Planning for Fault Tolerance
Fault tolerance, or "high availability," is critical to any successful business operation. To ensure that requests are processed in the event of failure, FME Server supports configuring fault tolerance throughout the multiple levels of an integrated system. FME Server provides fault tolerance in the following ways:
- Recovery: Restarting components and jobs when crashes occur. FME Server provides component and job recovery automatically—no additional planning is needed.
- Failover: Ensuring there is no single point of failure. Two different configurations can be used to achieve this: Active/Passive or Active/Active. Failover is the primary consideration for the type of installation architecture you decide to implement.
About Recovery
Component Recovery
FME Server comes out-of-the-box with component recovery. This means that, even on a single system, FME Server monitors and restarts components that fail, including the FME Engines and the FME Server Core. This is achieved through the FME Server Process Monitor. The ability for FME Server to monitor its own components ensures reliable uptime and dependability.
Job Recovery
FME Server also includes the ability to restart a translation (job) when a crash occurs. FME Server continues to resubmit a translation up to a specified number of attempts. As a result, jobs that experience temporary issues, such as a network hiccup, are resubmitted and run again. Job recovery is configurable and can be turned off entirely. For more information, see Job Recovery.
Note: Resubmitted jobs may cause data duplication, such as when writing to database formats.
About Failover
The goal of a failover environment is to remove single points of failure so that a component can fail, but not take the system offline. FME Server supports two approaches to failover: Active-Passive and Active-Active.
We typically recommend the Active/Passive architecture, which meets the needs of most enterprises. There are advantages and disadvantages to both approaches.
                                             
                                        
Active-Passive
With the Active-Passive failover approach, when the Active system fails, the Passive system takes over the capabilities of the failed Active system and assumes the role of the Active system. The failed system, in turn, assumes the Passive mode. The failed system can then be investigated while the new Active system provides continued operation of FME Server. Once the Passive system is recovered it remains in this role until another failure on the Active system occurs.
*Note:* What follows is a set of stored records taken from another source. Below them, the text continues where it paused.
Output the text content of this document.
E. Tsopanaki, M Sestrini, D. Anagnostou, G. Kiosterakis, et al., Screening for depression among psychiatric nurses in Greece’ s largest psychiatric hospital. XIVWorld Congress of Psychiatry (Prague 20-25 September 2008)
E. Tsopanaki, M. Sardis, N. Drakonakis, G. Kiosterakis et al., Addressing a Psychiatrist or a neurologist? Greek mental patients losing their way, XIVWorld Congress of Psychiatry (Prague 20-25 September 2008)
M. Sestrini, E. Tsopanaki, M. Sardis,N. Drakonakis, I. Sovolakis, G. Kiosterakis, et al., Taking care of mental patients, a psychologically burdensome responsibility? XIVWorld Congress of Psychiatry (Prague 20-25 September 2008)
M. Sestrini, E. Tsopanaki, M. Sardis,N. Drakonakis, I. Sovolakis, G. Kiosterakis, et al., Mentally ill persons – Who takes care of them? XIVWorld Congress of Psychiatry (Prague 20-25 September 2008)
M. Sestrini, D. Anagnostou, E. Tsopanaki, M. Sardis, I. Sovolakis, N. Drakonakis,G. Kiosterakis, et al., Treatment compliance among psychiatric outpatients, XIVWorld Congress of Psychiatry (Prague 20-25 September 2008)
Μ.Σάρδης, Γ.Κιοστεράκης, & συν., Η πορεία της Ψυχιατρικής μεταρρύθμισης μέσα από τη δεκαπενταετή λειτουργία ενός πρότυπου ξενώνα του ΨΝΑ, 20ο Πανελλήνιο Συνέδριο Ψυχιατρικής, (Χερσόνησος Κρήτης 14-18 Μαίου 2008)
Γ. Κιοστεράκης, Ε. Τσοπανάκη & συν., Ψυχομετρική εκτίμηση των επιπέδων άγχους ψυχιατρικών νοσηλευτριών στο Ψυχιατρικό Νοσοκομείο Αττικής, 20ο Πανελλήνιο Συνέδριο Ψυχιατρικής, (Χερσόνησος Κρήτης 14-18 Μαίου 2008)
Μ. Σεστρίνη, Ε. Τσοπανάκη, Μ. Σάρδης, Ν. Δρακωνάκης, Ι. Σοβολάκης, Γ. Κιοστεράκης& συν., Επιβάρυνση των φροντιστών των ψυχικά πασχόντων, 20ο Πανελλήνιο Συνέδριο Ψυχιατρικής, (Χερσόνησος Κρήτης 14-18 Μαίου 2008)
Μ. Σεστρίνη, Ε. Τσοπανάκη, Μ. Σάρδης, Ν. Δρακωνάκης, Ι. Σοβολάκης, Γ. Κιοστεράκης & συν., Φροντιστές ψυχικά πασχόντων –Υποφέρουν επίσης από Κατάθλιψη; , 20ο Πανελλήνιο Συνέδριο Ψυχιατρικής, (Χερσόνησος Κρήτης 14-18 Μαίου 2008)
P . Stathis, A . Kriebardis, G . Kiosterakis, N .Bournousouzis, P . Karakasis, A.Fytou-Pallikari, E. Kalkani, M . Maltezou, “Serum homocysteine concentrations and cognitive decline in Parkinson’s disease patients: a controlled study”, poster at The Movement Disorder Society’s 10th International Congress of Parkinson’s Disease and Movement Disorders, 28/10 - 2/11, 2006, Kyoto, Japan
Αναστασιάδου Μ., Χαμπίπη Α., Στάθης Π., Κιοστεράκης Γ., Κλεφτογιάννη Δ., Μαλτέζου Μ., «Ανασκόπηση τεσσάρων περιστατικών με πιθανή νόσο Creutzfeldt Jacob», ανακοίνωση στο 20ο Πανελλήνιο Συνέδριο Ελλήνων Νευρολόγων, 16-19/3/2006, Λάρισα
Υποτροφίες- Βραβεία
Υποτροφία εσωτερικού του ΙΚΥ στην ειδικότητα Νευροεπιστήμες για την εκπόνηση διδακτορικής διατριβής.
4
Failover is achieved through a heartbeat monitor between the Active and Passive systems. The types of failures that typically cause failover are hardware or OS crashes, in which the primary system goes down completely.
Any translations that are lost at the time of failover are resubmitted. These include jobs that failed due to loss of power on the machine hosting the FME Engines, as well as jobs that completed, but are still considered lost due to loss of power on the machine hosting the FME Server Core.
In the Active-Passive architecture, the FME Server Web Application Server and FME Server System Share files are separated physically. Fault tolerance for these components must be provided by the client. For more information, see Active-Passive Architecture.
Advantages of Active-Passive
- Publishing workspaces is a one-time task for the whole system.
- Job Recovery is built-in to the fault tolerance design.
Disadvantages of Active-Passive
- Requires multiple physical or virtual systems, as each component and its failover are on different systems. That is, a minimum of two FME Server Core systems, plus separate systems for the web application server, database, and file system.
Active-Active
The Active-Active failover architecture duplicates complete FME Server installations on separate servers. In other words, all components reside on the same system, and additional systems are configured similarly and provide similar functionality. A third-party load balancer directs incoming traffic to one of the available systems. When requests are directed to any of the systems, they are handled independently and only by one system. This approach works well with a cloud-based computing environment, such as Amazon Web Services, in which machines can be cloned easily to expand capacity.
For more information, see Active-Active Architecture.
Advantages of Active-Active
- Easy installation using Express install option.
- Fewer machines are required to create a fault-tolerance environment.
- Additional throughput is achieved easily by adding more systems.
Disadvantages of Active-Active
- Requires administration of multiple FME Servers.
- Workspaces must be published to each system, either manually or through scripting, to keep parent and children in sync.
- No built-in job recovery. Any translations running on a system that fails are lost until the system is brought back online, or must be manually resubmitted on another system.
- Processing capacity is diminished when a system fails.
- May still require recovery/replication of the FME Server System Share for entire environment.
- Schedules do not failover; they must be manually restarted on another system.